Posted on Posted in Data Science

Why do data Science?

“It is not the critic who counts; not the man who points out how the strong man stumbles, or where the doer of deeds could have done them better. The credit belongs to the man who is actually in the arena, whose face is marred by dust and sweat and blood; who strives valiantly; who errs, who comes short again and again, because there is no effort without error and shortcoming; but who does actually strive to do the deeds; who knows great enthusiasms, the great devotions; who spends himself in a worthy cause; who at the best knows in the end the triumph of high achievement, and who at the worst, if he fails, at least fails while daring greatly, so that his place shall never be with those cold and timid souls who neither know victory nor defeat.” ― Theodore Roosevelt

What  do data scientist do?

  • Define the question
  • Define the ideal data sets
  • Determine what data you ca access
  • Obtain the data
  • Clean the data
  • Exploratory data analysis
  • Statistical prediction / modeling
  • Interpret result
  • Challenge result
  • Write up the result
  • Create reproducible code
  • Distribute result to other people

These are the critical activities a data scientist do every single day. Now, the question is what is the main workhorse of data science?  Where will we work on coding? How to share the result? To answer these questions, often time knowing about the the data scientist’s toolkit is your first steps towards becoming a Data Scientist.

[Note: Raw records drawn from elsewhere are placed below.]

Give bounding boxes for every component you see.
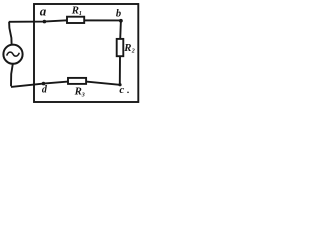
svg-text:b: b xyxy=(116,8,121,19)
stray mark after c xyxy=(127,92,129,94)
wire left: source bottom down to corner d-side xyxy=(11,64,13,86)
sine symbol xyxy=(7,52,20,56)
node c junction dot xyxy=(118,83,121,86)
wire bottom: corner through d and R3 to node c xyxy=(11,82,120,87)
svg-text:3: 3 xyxy=(81,92,85,98)
wire top: source corner to node b xyxy=(9,20,121,22)
wire right: node b down to node c xyxy=(120,21,121,85)
svg-text:R: R xyxy=(123,42,131,54)
svg-text:c: c xyxy=(119,84,124,96)
node b junction dot xyxy=(119,19,123,23)
wire left: corner down to source top xyxy=(9,22,12,44)
resistor R2 box xyxy=(117,39,124,56)
ac source U1 xyxy=(3,45,22,64)
svg-text:1: 1 xyxy=(79,11,82,17)
node d junction dot xyxy=(42,82,46,86)
resistor R3 box xyxy=(68,78,86,84)
svg-text:a: a xyxy=(40,3,47,18)
node a junction dot xyxy=(43,20,47,24)
svg-text:2: 2 xyxy=(131,48,135,54)
svg-text:R: R xyxy=(71,4,79,16)
svg-text:R: R xyxy=(74,86,82,98)
resistor R1 box xyxy=(67,17,84,23)
figure border frame xyxy=(34,4,138,102)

Tools are actually really  important element of the data science and analytics field. Open source community has been developed and continuously contributing to the data science toolkit for years. This enthusiasm  of contribution and hard working of vibrant open source community  has led to major advancements to this field. There has been debate in the data science community about the use of open source technology surpassing proprietary software offered by players such as IBM and Microsoft. In fact, many of the big enterprises are leaders to contribute to open source solutions so they can stay top of mind for users and the data science toolkit has increasingly become one dominated by open source tools.

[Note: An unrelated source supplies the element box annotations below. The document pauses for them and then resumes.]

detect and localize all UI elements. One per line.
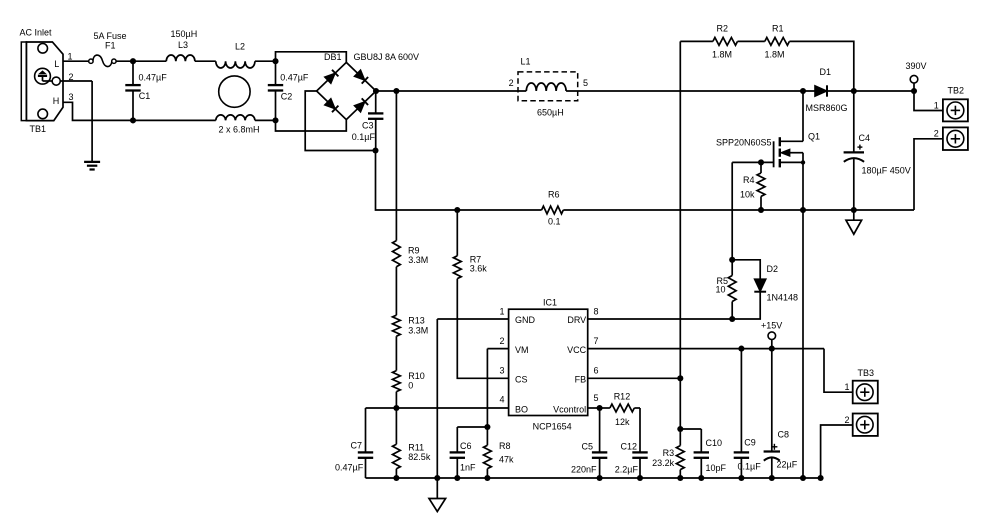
node return ground <box>800 475 806 481</box>
node R8 ground <box>484 475 490 481</box>
bridge rectifier DB1 <box>317 62 376 119</box>
diode D1 <box>815 86 827 97</box>
resistor R12 <box>600 407 610 409</box>
svg-text:Q1: Q1 <box>808 131 820 141</box>
svg-text:BO: BO <box>515 404 528 414</box>
resistor R7 <box>453 256 461 279</box>
node C12 ground <box>637 475 643 481</box>
wire fuse to L3 (through C1 node) <box>116 60 166 62</box>
svg-text:82.5k: 82.5k <box>408 452 431 462</box>
wire DRV pin8 <box>588 318 733 320</box>
common-mode choke core <box>219 76 250 107</box>
node C10 tap <box>677 426 683 432</box>
svg-text:TB3: TB3 <box>858 368 875 378</box>
svg-text:Vcontrol: Vcontrol <box>553 404 586 414</box>
fuse F1 <box>89 59 93 63</box>
svg-text:180µF 450V: 180µF 450V <box>862 166 911 176</box>
svg-text:MSR860G: MSR860G <box>806 103 848 113</box>
svg-text:R9: R9 <box>408 245 420 255</box>
svg-text:22µF: 22µF <box>777 460 798 470</box>
wire VCC to TB3 pin1 <box>824 349 853 393</box>
wire FB column to R3 <box>679 378 681 445</box>
node C5 ground <box>597 475 603 481</box>
svg-text:C6: C6 <box>460 441 472 451</box>
svg-text:C4: C4 <box>859 133 871 143</box>
wire R9 to R13 <box>395 267 397 316</box>
svg-text:10pF: 10pF <box>706 463 727 473</box>
svg-text:8: 8 <box>594 306 599 316</box>
wire L3 to L2 <box>195 60 216 62</box>
wire choke to C2 bottom <box>255 119 276 121</box>
svg-text:C7: C7 <box>351 441 363 451</box>
terminal block TB3 <box>853 381 878 404</box>
transistor Q1 <box>773 141 775 167</box>
node TB3 ground <box>818 475 824 481</box>
resistor R3 <box>676 446 684 470</box>
node C4 negative on return rail <box>851 207 857 213</box>
wire gate column down <box>731 162 733 259</box>
wire Q1 source to return rail <box>802 153 804 210</box>
wire VM pin2 <box>487 348 508 350</box>
svg-text:F1: F1 <box>105 41 116 51</box>
node bridge DC+ output <box>373 88 379 94</box>
svg-text:3.3M: 3.3M <box>408 255 428 265</box>
terminal block TB2 <box>943 99 968 121</box>
wire FB pin6 <box>588 377 681 379</box>
capacitor C12 <box>639 408 641 452</box>
svg-text:1: 1 <box>499 306 504 316</box>
svg-text:GBU8J 8A 600V: GBU8J 8A 600V <box>354 52 420 62</box>
svg-text:390V: 390V <box>906 61 927 71</box>
wire R10 to BO node <box>395 392 397 408</box>
svg-text:NCP1654: NCP1654 <box>533 422 572 432</box>
wire feedback top row left <box>680 40 713 42</box>
svg-text:1: 1 <box>934 101 939 111</box>
resistor R5 <box>731 260 733 276</box>
svg-text:GND: GND <box>515 315 536 325</box>
wire VM node to C6 <box>457 426 487 428</box>
wire TB1 pin3 to bottom rail <box>63 102 216 120</box>
PFC controller IC1 NCP1654 <box>509 309 588 415</box>
node C6 ground <box>454 475 460 481</box>
node C8 ground <box>769 475 775 481</box>
node DRV to gate network <box>729 316 735 322</box>
svg-text:R10: R10 <box>408 371 425 381</box>
svg-text:1nF: 1nF <box>460 463 476 473</box>
svg-text:0: 0 <box>408 380 413 390</box>
svg-text:L2: L2 <box>235 42 245 52</box>
svg-text:12k: 12k <box>615 417 630 427</box>
svg-text:C12: C12 <box>621 442 638 452</box>
node R4 bottom on return rail <box>758 207 764 213</box>
svg-text:TB1: TB1 <box>30 124 47 134</box>
node C1 top <box>130 58 136 64</box>
svg-text:C10: C10 <box>706 438 723 448</box>
capacitor C6 <box>456 427 458 452</box>
svg-text:R8: R8 <box>499 441 511 451</box>
node C2 top <box>272 58 278 64</box>
inductor L1 <box>518 72 578 101</box>
capacitor C9 <box>740 349 742 453</box>
wire VCC pin7 <box>588 348 824 350</box>
capacitor C8 <box>771 349 773 452</box>
wire feedback column <box>679 41 681 378</box>
capacitor C10 <box>700 429 702 452</box>
svg-text:3.6k: 3.6k <box>470 264 488 274</box>
node Q1 drain tap <box>800 88 806 94</box>
wire R13 to R10 <box>395 336 397 370</box>
node C10 ground <box>698 475 704 481</box>
node Vcontrol <box>597 405 603 411</box>
signal ground <box>436 478 438 499</box>
svg-text:FB: FB <box>575 374 587 384</box>
power ground <box>853 210 855 220</box>
svg-text:R6: R6 <box>548 190 560 200</box>
wire C2 top to bridge AC1 <box>276 52 347 63</box>
node gate R4 tap <box>758 159 764 165</box>
wire return to signal ground <box>802 210 804 478</box>
svg-text:CS: CS <box>515 374 528 384</box>
svg-text:R4: R4 <box>743 175 755 185</box>
resistor R13 <box>393 315 401 336</box>
resistor R10 <box>393 371 401 392</box>
svg-text:C3: C3 <box>362 120 374 130</box>
svg-text:47k: 47k <box>499 455 514 465</box>
svg-text:VCC: VCC <box>567 345 587 355</box>
svg-text:AC Inlet: AC Inlet <box>20 27 53 37</box>
svg-text:2: 2 <box>934 128 939 138</box>
svg-text:1: 1 <box>844 382 849 392</box>
resistor R4 <box>760 162 762 173</box>
wire GND pin1 <box>437 318 508 320</box>
svg-text:R1: R1 <box>772 24 784 34</box>
wire TB3 pin2 to ground <box>821 425 853 478</box>
svg-text:1N4148: 1N4148 <box>767 292 799 302</box>
wire return rail to R7 <box>456 210 458 256</box>
svg-text:TB2: TB2 <box>948 86 965 96</box>
svg-text:10k: 10k <box>740 190 755 200</box>
svg-text:SPP20N60S5: SPP20N60S5 <box>716 137 772 147</box>
svg-text:VM: VM <box>515 345 529 355</box>
wire return rail right of R6 <box>563 209 914 211</box>
svg-text:R13: R13 <box>408 316 425 326</box>
node Q1 source on return rail <box>800 207 806 213</box>
terminal 390V <box>910 75 918 83</box>
wire R1 to output node <box>789 41 853 91</box>
inductor L3 <box>166 55 195 61</box>
svg-text:R2: R2 <box>717 24 729 34</box>
svg-text:2: 2 <box>499 336 504 346</box>
wire 390V to TB2 pin1 <box>914 91 943 111</box>
wire bridge DC- to C3 bottom <box>305 91 375 151</box>
svg-text:H: H <box>53 96 60 106</box>
wire DC- down to return rail <box>376 151 542 211</box>
wire gate lead <box>732 161 773 163</box>
svg-text:0.1µF: 0.1µF <box>352 132 376 142</box>
svg-text:220nF: 220nF <box>571 464 597 474</box>
svg-text:2.2µF: 2.2µF <box>615 465 639 475</box>
svg-text:C5: C5 <box>581 442 593 452</box>
node C9 vcc <box>738 346 744 352</box>
svg-text:2 x 6.8mH: 2 x 6.8mH <box>219 124 260 134</box>
svg-text:5: 5 <box>594 393 599 403</box>
svg-text:DB1: DB1 <box>324 52 342 62</box>
svg-text:D1: D1 <box>820 67 832 77</box>
node R9 sense tap <box>393 88 399 94</box>
capacitor C4 <box>853 91 855 152</box>
svg-text:IC1: IC1 <box>543 297 557 307</box>
common-mode choke L2 top winding <box>216 61 255 68</box>
svg-text:3: 3 <box>69 92 74 102</box>
capacitor C3 <box>375 91 377 113</box>
svg-text:D2: D2 <box>767 264 779 274</box>
svg-text:C8: C8 <box>778 430 790 440</box>
resistor R2 <box>713 38 738 46</box>
svg-text:R12: R12 <box>614 392 631 402</box>
node Q1 source-body tie <box>801 160 805 164</box>
svg-text:1.8M: 1.8M <box>712 49 732 59</box>
svg-text:0.1: 0.1 <box>548 217 561 227</box>
wire Q1 drain <box>802 91 804 141</box>
svg-text:R3: R3 <box>663 448 675 458</box>
wire D1 to output <box>827 90 914 92</box>
wire R7 to CS pin <box>457 279 508 379</box>
common-mode choke lower winding 2 x 6.8mH <box>216 115 255 121</box>
capacitor C5 <box>599 408 601 452</box>
resistor R6 <box>542 206 564 214</box>
svg-text:0.47µF: 0.47µF <box>139 72 168 82</box>
wire TB1 pin2 to earth <box>61 80 93 82</box>
svg-text:23.2k: 23.2k <box>652 458 675 468</box>
svg-text:3: 3 <box>499 365 504 375</box>
svg-text:0.1µF: 0.1µF <box>738 462 762 472</box>
wire rail to R9 <box>395 91 397 241</box>
node GND pin ground <box>434 475 440 481</box>
node +15V vcc <box>769 346 775 352</box>
svg-text:4: 4 <box>499 395 504 405</box>
node VM filter <box>484 424 490 430</box>
svg-text:+15V: +15V <box>761 321 782 331</box>
capacitor C7 <box>365 408 367 452</box>
svg-text:7: 7 <box>594 336 599 346</box>
wire C10 branch <box>680 428 701 430</box>
svg-text:2: 2 <box>509 78 514 88</box>
node C1 bottom <box>130 117 136 123</box>
node R3 ground <box>677 475 683 481</box>
AC inlet connector TB1 <box>21 42 26 121</box>
svg-text:L1: L1 <box>521 57 531 67</box>
terminal +15V <box>768 332 776 340</box>
wire L2 to C2 <box>255 60 276 62</box>
svg-text:0.47µF: 0.47µF <box>335 463 364 473</box>
wire BO pin4 row <box>366 407 509 409</box>
svg-text:R11: R11 <box>408 443 424 453</box>
resistor R8 <box>486 427 488 445</box>
capacitor C1 <box>132 61 134 85</box>
svg-text:1: 1 <box>68 52 73 62</box>
node BO divider tap <box>393 405 399 411</box>
svg-text:5: 5 <box>583 78 588 88</box>
node C3 bottom <box>372 147 378 153</box>
resistor R1 <box>765 38 790 46</box>
wire L1 to D1 <box>566 90 815 92</box>
node R11 ground <box>393 475 399 481</box>
svg-text:L3: L3 <box>178 40 188 50</box>
svg-text:2: 2 <box>844 415 849 425</box>
svg-text:DRV: DRV <box>567 315 586 325</box>
wire between R2 and R1 <box>738 40 765 42</box>
svg-text:650µH: 650µH <box>537 107 564 117</box>
node gate drive top <box>729 257 735 263</box>
wire signal ground rail <box>366 477 821 479</box>
capacitor C2 <box>275 61 277 85</box>
wire C2 bottom to bridge AC2 <box>276 120 347 131</box>
wire Vcontrol pin5 <box>588 407 600 409</box>
svg-text:6: 6 <box>594 365 599 375</box>
svg-text:C1: C1 <box>139 91 151 101</box>
resistor R11 <box>395 408 397 444</box>
node C4 positive <box>851 88 857 94</box>
wire TB2 pin2 to return rail <box>914 139 943 210</box>
svg-text:10: 10 <box>715 285 725 295</box>
svg-text:0.47µF: 0.47µF <box>280 72 309 82</box>
node C9 ground <box>738 475 744 481</box>
resistor R9 <box>393 241 401 267</box>
node 390V output <box>911 88 917 94</box>
svg-text:1.8M: 1.8M <box>765 49 785 59</box>
node C2 bottom <box>272 117 278 123</box>
node R7 top on return rail <box>454 207 460 213</box>
svg-text:C2: C2 <box>281 92 293 102</box>
svg-text:5A Fuse: 5A Fuse <box>94 31 127 41</box>
diode D2 <box>732 260 760 279</box>
svg-text:150µH: 150µH <box>171 29 198 39</box>
wire TB1 pin1 to fuse <box>63 60 89 62</box>
svg-text:L: L <box>54 59 59 69</box>
node FB <box>677 375 683 381</box>
svg-text:3.3M: 3.3M <box>408 325 428 335</box>
svg-text:C9: C9 <box>744 438 756 448</box>
wire rectified rail to L1 <box>376 90 526 92</box>
earth ground <box>84 161 100 163</box>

Since there are a wide variety of open source tools available from data-mining platforms to programming languages, we put together a mix of technology that data scientists could add to their data science toolkit. Here, I have listed few tools that data analysts and data scientists work with. Though the list is extensive, it does not really mean that you have to know all the tools.

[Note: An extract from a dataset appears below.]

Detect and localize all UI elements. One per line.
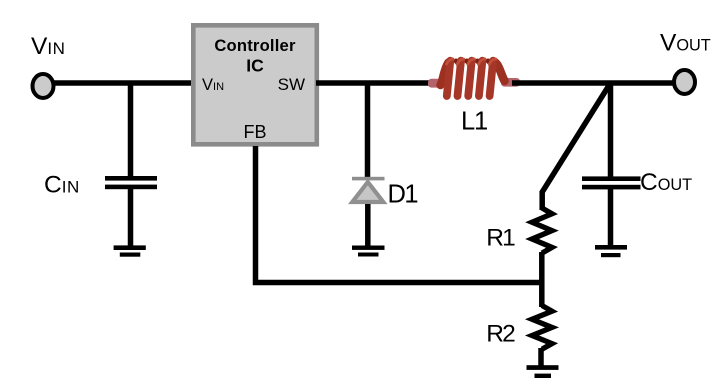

These are some tools that a data scientist use for data analysis purpose.
  • Java, R, Python, Clojure, Haskell, Scala…
  • Hadoop, HDFS & MapReduce, Spark, Strom…
  • HBase, Pig, Hive, Shark, Impala, Cascalog…
  • ETL, Webscrapers, Flume, Sqoop, Hume…
  • Knime, Weka, RapidMiner, Scipy, NumPy, scikit-learn, pandas…
  • js, Gephi, ggplot2, Tableau, Flare, Shiny…
  • SPSS, Matlab, SAS…
  • NoSQL, Mongo DB, Couchbase, Cassandra…
  • And Yes! … MS-Excel : the most used, most underrated DS tool.

Except these tools data analysts and data scientists often work with various program like version control, markdown, git, GitHub, R, and RStudio. These things are also considered into data scientist tool box list.